Emerging Brands

Plant-based chain By Chloe is now Beatnic

The name change is a requirement of the beleaguered fast casual’s bankruptcy settlement.
Beatnic
Photo courtesy Beatnic

The vegan restaurant concept formerly known as By Chloe is now Beatnic.

The name change is a condition of the beleaguered chain's bankruptcy settlement, which was finalized in March, and gave the fast casual six months to debut a new name on all “restaurants, supplies, digital media and all other assets,” according to court documents.

The chain said the new name fits with its Greenwich Village roots and that has no plans to change its menu.

“2021 is about letting the past go—and when your name no longer fits, you toss it too,” the newly named Beatnic says on its website. “To find our truth, we went back to our roots: NYC’s Greenwich Village, and the free, fun, you-be-you all-welcoming culture that thrives there.”
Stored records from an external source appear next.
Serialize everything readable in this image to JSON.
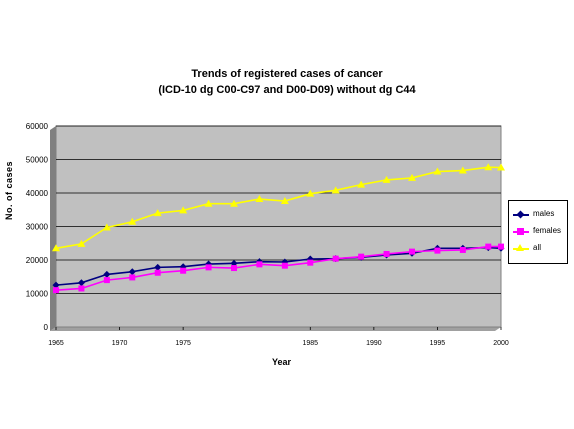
{
  "chart_data": {
    "type": "line",
    "title": "Trends of registered cases of cancer",
    "subtitle": "(ICD-10 dg C00-C97 and D00-D09) without dg C44",
    "xlabel": "Year",
    "ylabel": "No. of cases",
    "ylim": [
      0,
      60000
    ],
    "yticks": [
      "0",
      "10000",
      "20000",
      "30000",
      "40000",
      "50000",
      "60000"
    ],
    "xlim": [
      1965,
      2000
    ],
    "xticks": [
      "1965",
      "1970",
      "1975",
      "1985",
      "1990",
      "1995",
      "2000"
    ],
    "grid": "horizontal",
    "legend_position": "right",
    "plot_background": "#c0c0c0",
    "x": [
      1965,
      1967,
      1969,
      1971,
      1973,
      1975,
      1977,
      1979,
      1981,
      1983,
      1985,
      1987,
      1989,
      1991,
      1993,
      1995,
      1997,
      1999,
      2000
    ],
    "series": [
      {
        "name": "males",
        "color": "#000080",
        "marker": "diamond",
        "values": [
          12500,
          13200,
          15700,
          16500,
          17800,
          18000,
          18800,
          19000,
          19500,
          19400,
          20300,
          20400,
          20800,
          21500,
          22000,
          23500,
          23500,
          23700,
          23500
        ]
      },
      {
        "name": "females",
        "color": "#ff00ff",
        "marker": "square",
        "values": [
          11000,
          11500,
          14000,
          14800,
          16200,
          16800,
          17800,
          17600,
          18700,
          18300,
          19200,
          20400,
          21000,
          21800,
          22500,
          22800,
          23000,
          24000,
          24000
        ]
      },
      {
        "name": "all",
        "color": "#ffff00",
        "marker": "triangle",
        "values": [
          23500,
          24800,
          29700,
          31400,
          34000,
          34800,
          36800,
          36800,
          38200,
          37600,
          39800,
          40800,
          42500,
          43900,
          44500,
          46400,
          46700,
          47700,
          47600
        ]
      }
    ]
  }
}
Beatnic’s website lists six open locations in New York, along with two temporarily closed restaurants, along with one store in Boston and one in Providence, R.I.

By Chloe was once a rising star among emerging chains. It had 14 locations in 2019 and systemwide sales of $37 million, according to an estimate from Restaurant Business sister firm Technomic.
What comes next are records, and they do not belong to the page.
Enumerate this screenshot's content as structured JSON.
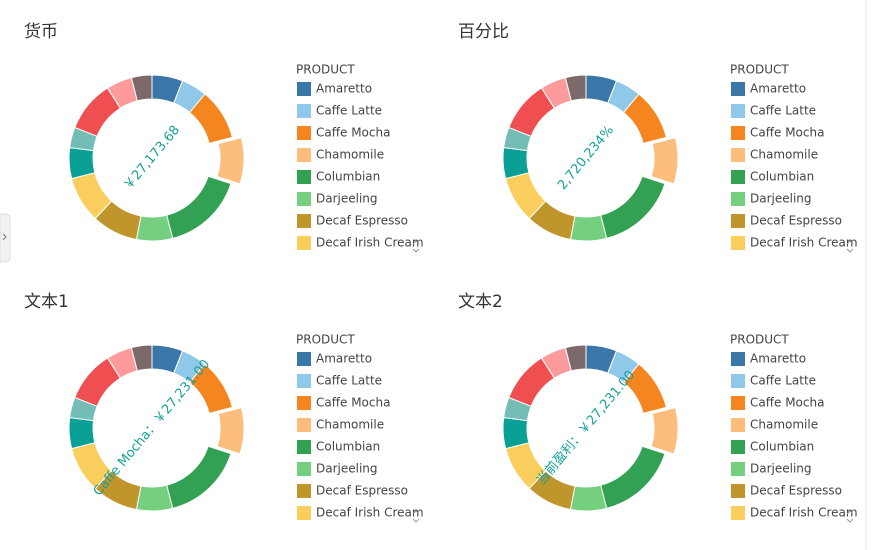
{
  "charts": [
    {
      "type": "pie",
      "title": "货币",
      "center_label": "￥27,173.68",
      "legend_title": "PRODUCT",
      "exploded_index": 3,
      "categories": [
        "Amaretto",
        "Caffe Latte",
        "Caffe Mocha",
        "Chamomile",
        "Columbian",
        "Darjeeling",
        "Decaf Espresso",
        "Decaf Irish Cream",
        null,
        null,
        null,
        null,
        null
      ],
      "values": [
        6,
        5,
        10,
        9,
        16,
        7,
        9,
        9,
        6,
        4,
        10,
        5,
        4
      ],
      "colors": [
        "#3a76a8",
        "#8fc8e8",
        "#f5861f",
        "#fdbd7d",
        "#32a154",
        "#74d07f",
        "#bf952c",
        "#f9ce5c",
        "#0aa096",
        "#73bdb6",
        "#ef4f51",
        "#fd9a9b",
        "#7c6a6a"
      ]
    },
    {
      "type": "pie",
      "title": "百分比",
      "center_label": "2,720,234%",
      "legend_title": "PRODUCT",
      "exploded_index": 3,
      "categories": [
        "Amaretto",
        "Caffe Latte",
        "Caffe Mocha",
        "Chamomile",
        "Columbian",
        "Darjeeling",
        "Decaf Espresso",
        "Decaf Irish Cream",
        null,
        null,
        null,
        null,
        null
      ],
      "values": [
        6,
        5,
        10,
        9,
        16,
        7,
        9,
        9,
        6,
        4,
        10,
        5,
        4
      ],
      "colors": [
        "#3a76a8",
        "#8fc8e8",
        "#f5861f",
        "#fdbd7d",
        "#32a154",
        "#74d07f",
        "#bf952c",
        "#f9ce5c",
        "#0aa096",
        "#73bdb6",
        "#ef4f51",
        "#fd9a9b",
        "#7c6a6a"
      ]
    },
    {
      "type": "pie",
      "title": "文本1",
      "center_label": "Caffe Mocha：￥27,231.00",
      "legend_title": "PRODUCT",
      "exploded_index": 3,
      "categories": [
        "Amaretto",
        "Caffe Latte",
        "Caffe Mocha",
        "Chamomile",
        "Columbian",
        "Darjeeling",
        "Decaf Espresso",
        "Decaf Irish Cream",
        null,
        null,
        null,
        null,
        null
      ],
      "values": [
        6,
        5,
        10,
        9,
        16,
        7,
        9,
        9,
        6,
        4,
        10,
        5,
        4
      ],
      "colors": [
        "#3a76a8",
        "#8fc8e8",
        "#f5861f",
        "#fdbd7d",
        "#32a154",
        "#74d07f",
        "#bf952c",
        "#f9ce5c",
        "#0aa096",
        "#73bdb6",
        "#ef4f51",
        "#fd9a9b",
        "#7c6a6a"
      ]
    },
    {
      "type": "pie",
      "title": "文本2",
      "center_label": "当前盈利：￥27,231.00",
      "legend_title": "PRODUCT",
      "exploded_index": 3,
      "categories": [
        "Amaretto",
        "Caffe Latte",
        "Caffe Mocha",
        "Chamomile",
        "Columbian",
        "Darjeeling",
        "Decaf Espresso",
        "Decaf Irish Cream",
        null,
        null,
        null,
        null,
        null
      ],
      "values": [
        6,
        5,
        10,
        9,
        16,
        7,
        9,
        9,
        6,
        4,
        10,
        5,
        4
      ],
      "colors": [
        "#3a76a8",
        "#8fc8e8",
        "#f5861f",
        "#fdbd7d",
        "#32a154",
        "#74d07f",
        "#bf952c",
        "#f9ce5c",
        "#0aa096",
        "#73bdb6",
        "#ef4f51",
        "#fd9a9b",
        "#7c6a6a"
      ]
    }
  ]
}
In 2018, the chain secured a $31 million investment from several capital funds and made ambitious plans to grow to about 20 units. The lead investors, Bain Capital and Kitchen Fund, were among the stalking horse bidders that brought By Chloe’s parent company, BC Hospitality Group, out of bankruptcy. They acquired the chain for $333,000 and assumption of debt, previously listed at up to $150,000 in liabilities.

Those winning bidders previously provided $3.25 million in bankruptcy financing for By Chloe.

The name change was required by a judge’s ruling in a trademark hearing that found BC Hospitality Group did not have the rights to sell the By Chloe name without agreement from the chain’s co-founder, celebrity chef Chloe Coscarelli, who has long been embroiled in a fight with the company.

Coscarelli, a former Food Network cupcake competition winner, filed suit against By Chloe’s owners in 2018, alleging trademark infringement. Coscarelli had been ousted from her company the year before after an arbitrator declared she had been “grossly negligent” in handling the brand’s business dealings.

In May, Coscarelli filed a trademark infringement suit against the investors, asking a jury to weigh in on the use of By Chloe’s name prior to the bankruptcy proceedings. That case is slated for a pre-trial conference Tuesday.